Search code examples
spring-bootaxon

Axon framework retry logic


i am trying to use the eventProcessingModule in Axon 4.1+ to do a replay events on a 2 JVM node K8 cluster. while i have it setup that it will clean up events it only picks it up from one of the nodes and the other keeps running since its tracking event is still live.

how do i go about getting it to be disabled across all the JVMs at the same time so it can properly replay? then get enabled on all of them to continue handling the commands.

i have tried upping the threads via this code, which leads to another issue that existing tokens never increase in the InitialSemgmentsCount unless i completely delete the token from the DB.

    public void config(final EventProcessingConfigurer configurer) {
        configurer.registerTrackingEventProcessorConfiguration(c ->
                TrackingEventProcessorConfiguration
                        .forParallelProcessing(2)
                        .andInitialSegmentsCount(2));
        // .andTokenClaimInterval(10L, TimeUnit.SECONDS)); // Event
    }

My Current setup:

# Application.yml
axon:
  distributed:
    enabled: true

a Service component with the following:

autowired in EventProcessingConfiguration eventProcessingModule

eventProcessingModule
        .eventProcessorByProcessingGroup("query.skuProcessor.SkuProjection", TrackingEventProcessor.class)
        .ifPresent(trackingEventProcessor -> {
            trackingEventProcessor.shutDown();
            trackingEventProcessor.resetTokens();
        });

// Thread.sleep() to verify with

eventProcessingModule
        .eventProcessorByProcessingGroup("query.skuProcessor.SkuProjection", TrackingEventProcessor.class)
        .ifPresent(trackingEventProcessor -> {
            trackingEventProcessor.start();
        });

the sample code had the above in a single shutDown/reset/start setup but i split them just to see how it is working (believe the @ResetHandler is called after the Reset thus the Start waits, but not fully sure)

SkuProjection component with a @ResetHandler void method to clean up the table to be replayed.

depending on which JVM currently has the token, the other will return this error: SkuReplayService.startReplay: Failed on exception! Unable to claim token 'query.skuProcessor.SkuProjection[0]'. It is owned by '1@sku-7694bbc6b6-8p958'

i would think the token_entry table would go to "null" for owner while its "stopped" but since there are 2 JVMs the one that currently doesn't have the token will take it over while the other replays. Confirmed that the 2nd node is running with the Token after the first node stops its processor.


Solution

  • I think I can give you some guidance here.
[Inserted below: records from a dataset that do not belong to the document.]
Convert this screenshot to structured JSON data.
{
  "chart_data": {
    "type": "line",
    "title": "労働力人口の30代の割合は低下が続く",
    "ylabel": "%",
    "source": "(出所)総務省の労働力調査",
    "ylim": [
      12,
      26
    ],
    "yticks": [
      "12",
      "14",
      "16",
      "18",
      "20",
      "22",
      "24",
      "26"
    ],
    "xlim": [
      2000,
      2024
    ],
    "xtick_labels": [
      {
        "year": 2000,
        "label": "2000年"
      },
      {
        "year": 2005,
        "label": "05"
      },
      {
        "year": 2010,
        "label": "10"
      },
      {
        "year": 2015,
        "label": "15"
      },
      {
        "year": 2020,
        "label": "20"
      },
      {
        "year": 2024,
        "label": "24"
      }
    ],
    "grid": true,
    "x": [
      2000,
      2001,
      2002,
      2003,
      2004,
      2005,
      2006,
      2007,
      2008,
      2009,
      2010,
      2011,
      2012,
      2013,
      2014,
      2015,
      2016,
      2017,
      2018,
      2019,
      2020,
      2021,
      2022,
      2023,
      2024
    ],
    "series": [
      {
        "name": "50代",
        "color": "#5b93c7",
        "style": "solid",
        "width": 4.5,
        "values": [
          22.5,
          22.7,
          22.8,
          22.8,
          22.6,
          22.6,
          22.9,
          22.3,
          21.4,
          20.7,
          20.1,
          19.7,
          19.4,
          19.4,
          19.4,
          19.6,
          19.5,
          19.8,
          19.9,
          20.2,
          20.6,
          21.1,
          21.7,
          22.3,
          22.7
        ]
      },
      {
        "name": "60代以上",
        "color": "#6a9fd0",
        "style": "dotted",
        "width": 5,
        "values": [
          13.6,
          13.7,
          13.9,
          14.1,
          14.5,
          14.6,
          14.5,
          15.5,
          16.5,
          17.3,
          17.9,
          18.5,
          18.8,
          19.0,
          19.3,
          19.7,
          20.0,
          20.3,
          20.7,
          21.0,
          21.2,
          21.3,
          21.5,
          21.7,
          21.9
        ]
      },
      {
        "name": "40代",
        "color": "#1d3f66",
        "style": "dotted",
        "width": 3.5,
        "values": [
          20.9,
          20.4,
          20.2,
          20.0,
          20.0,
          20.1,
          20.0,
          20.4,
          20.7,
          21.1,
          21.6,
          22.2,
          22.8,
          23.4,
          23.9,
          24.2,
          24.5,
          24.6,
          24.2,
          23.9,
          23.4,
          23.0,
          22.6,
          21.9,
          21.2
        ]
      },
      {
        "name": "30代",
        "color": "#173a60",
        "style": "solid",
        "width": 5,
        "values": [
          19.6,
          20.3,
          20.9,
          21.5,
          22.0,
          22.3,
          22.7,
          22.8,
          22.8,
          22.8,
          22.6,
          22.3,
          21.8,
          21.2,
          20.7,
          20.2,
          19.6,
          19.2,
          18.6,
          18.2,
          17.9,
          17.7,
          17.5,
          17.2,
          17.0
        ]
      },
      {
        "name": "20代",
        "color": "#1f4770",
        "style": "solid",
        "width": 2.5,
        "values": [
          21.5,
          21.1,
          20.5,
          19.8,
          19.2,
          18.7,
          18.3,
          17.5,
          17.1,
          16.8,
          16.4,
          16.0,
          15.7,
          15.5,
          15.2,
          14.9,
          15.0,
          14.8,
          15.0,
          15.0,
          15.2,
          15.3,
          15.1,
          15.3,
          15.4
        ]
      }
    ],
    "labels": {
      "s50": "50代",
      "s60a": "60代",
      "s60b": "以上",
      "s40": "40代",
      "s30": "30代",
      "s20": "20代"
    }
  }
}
    You are looking at how to delegate operations to a specific set of Tracking Event Processor across several JVM's, correct? Now, the API Axon Framework provides you in regards to a TrackingEventProcessor, is quite intentionally maintained on the TrackingEventProcessor.

    Thus doing a start(), shutDown(), processingStatus() or resetTokens() is a call you'd perform to a specific Tracking Event Processor instance.

    Note: the resetTokens() method is what effectively will issue a replay for the Event Handlers which the Tracking Event Processor is in charge off.

    Additionally, you're seeing the Unable to claim token exception because the framework requires you that the TrackingEventProcessor performing the reset is the owner of all the tokens of the given processing group. The reason for this is that it needs to adjust the tokens to ReplayTokens to support the nice functions like the @ResetHandler.

    What you are now asking for, if I am correct, is:

    Does Axon Framework provide a means to delegate a specific Tracking Event Processor operation to all instances which are dealing with the same processing group?

    I think I will sadly have to disappoint you here @sherring, Axon Framework does not provide the means to delegate such an operation. The quickest way to do achieve these delegate start/stop/reset operations, is to set up Axon Server, as already the Standard Edition (free) provides you this functionality.

    If for one reason or another this free piece of software is a no go, that means you'll have to create such a delegation system for the start/stop/reset/{insert-any-TrackingEventProcessor-operation} yourself. Or, you could deal with this from an operations perspective more. So, shutting down the second instance of a given Axon Framework application, ensuring there is only a single instance of the TrackingEventProcessor you want to reset.

    Hope this helps you out @sherring!